In AppleScript in Mac OS 9, I could open any app with the AppleScript "dictionary" (I think that's what it was called, it was a while ago). Is there any similar facility in GNOME? I have been led to believe that many GNOME apps are scriptable with Python, but I can't figure out how to discover which ones I can script and how.

Cheers, Rick

Van_Gogh
January 30th, 2006, 05:59 PM
A lot of the apps are at least partly scriptable from the command line. For some application you could do


appName --help

or


appName -?

or whatever that app requires to a help message. You'll probably find some command line parameter that can control the app. Then you could create a pipe to Python using the subprocess module.

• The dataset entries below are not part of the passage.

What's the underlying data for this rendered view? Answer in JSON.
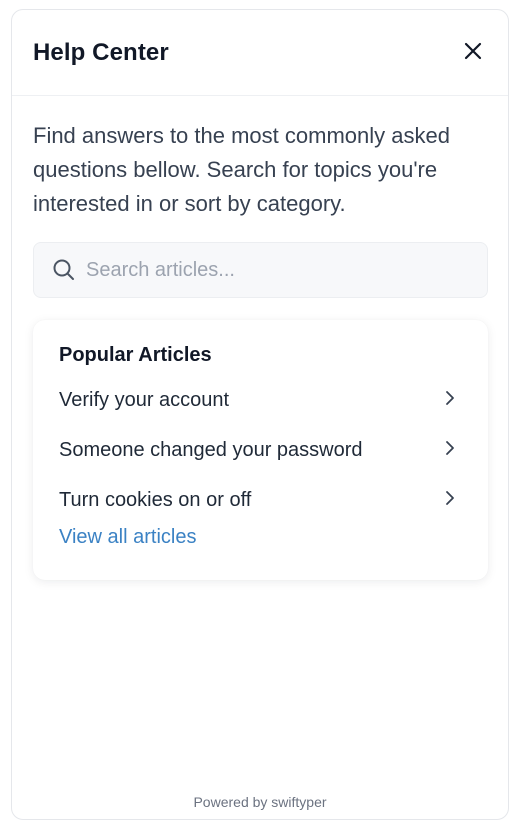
{
  "header": {
    "title": "Help Center",
    "close_icon": "close-icon"
  },
  "intro": {
    "text": "Find answers to the most commonly asked questions bellow. Search for topics you're interested in or sort by category."
  },
  "search": {
    "placeholder": "Search articles...",
    "value": "",
    "icon": "search-icon"
  },
  "popular": {
    "title": "Popular Articles",
    "articles": [
      {
        "label": "Verify your account",
        "icon": "chevron-right-icon"
      },
      {
        "label": "Someone changed your password",
        "icon": "chevron-right-icon"
      },
      {
        "label": "Turn cookies on or off",
        "icon": "chevron-right-icon"
      }
    ],
    "view_all_label": "View all articles"
  },
  "footer": {
    "powered_by": "Powered by swiftyper"
  },
  "colors": {
    "link": "#3b82c4",
    "text": "#111827",
    "muted": "#6b7280",
    "search_bg": "#f7f8fa"
  }
}
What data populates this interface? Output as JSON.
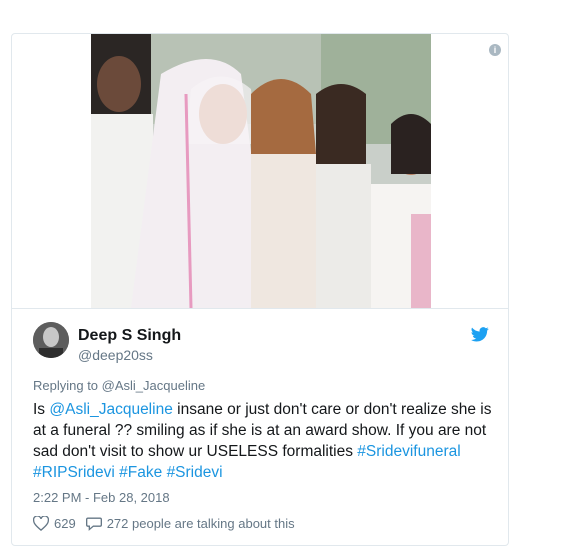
{
  "tweet": {
    "author": {
      "display_name": "Deep S Singh",
      "handle": "@deep20ss",
      "avatar_icon": "user-avatar"
    },
    "reply_to": "Replying to @Asli_Jacqueline",
    "text": {
      "p1": "Is ",
      "mention": "@Asli_Jacqueline",
      "p2": " insane or just don't care or don't realize she is at a funeral ?? smiling as if she is at an award show. If you are not sad don't visit to show ur USELESS formalities ",
      "hashtag1": "#Sridevifuneral",
      "hashtag2": "#RIPSridevi",
      "hashtag3": "#Fake",
      "hashtag4": "#Sridevi"
    },
    "timestamp": "2:22 PM - Feb 28, 2018",
    "likes": "629",
    "talking": "272 people are talking about this",
    "icons": {
      "info": "info-icon",
      "brand": "twitter-bird-icon",
      "like": "heart-icon",
      "reply": "speech-bubble-icon"
    },
    "colors": {
      "link": "#1b95e0",
      "muted": "#657786",
      "text": "#14171a",
      "border": "#e1e8ed"
    }
  }
}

There you have it, though maybe not exactly what you asked for. Some apps have dedicated Python binding though, for example Gstreamer.

moephan
January 30th, 2006, 06:40 PM
It is helpful to know that the normal way of scripting is via the command line, and that's easy to do from Python. It sounds like having python bindings is the exception, not rule though, and there is no way to command Python to reveal the bindings that do exist.

Thanks.

Cheers, Rick

Van_Gogh
January 30th, 2006, 09:42 PM
Yeah, that's often the wayu it is. If you want to script a specific app through Python, you'd probably either go to the app's home page or to synaptic to see if you can find some module. If you don't find anything, you use subprocess to access the command line.

If you want to be productive in Python you could of course yourself write a module that wraps the calls to subprocess and then release it as a module. That would save others the hassle of setting up the subprocess pipes...

doclivingston
January 31st, 2006, 02:53 AM
Some Gnome applications can also be controlled via DBus and/or Bonobo.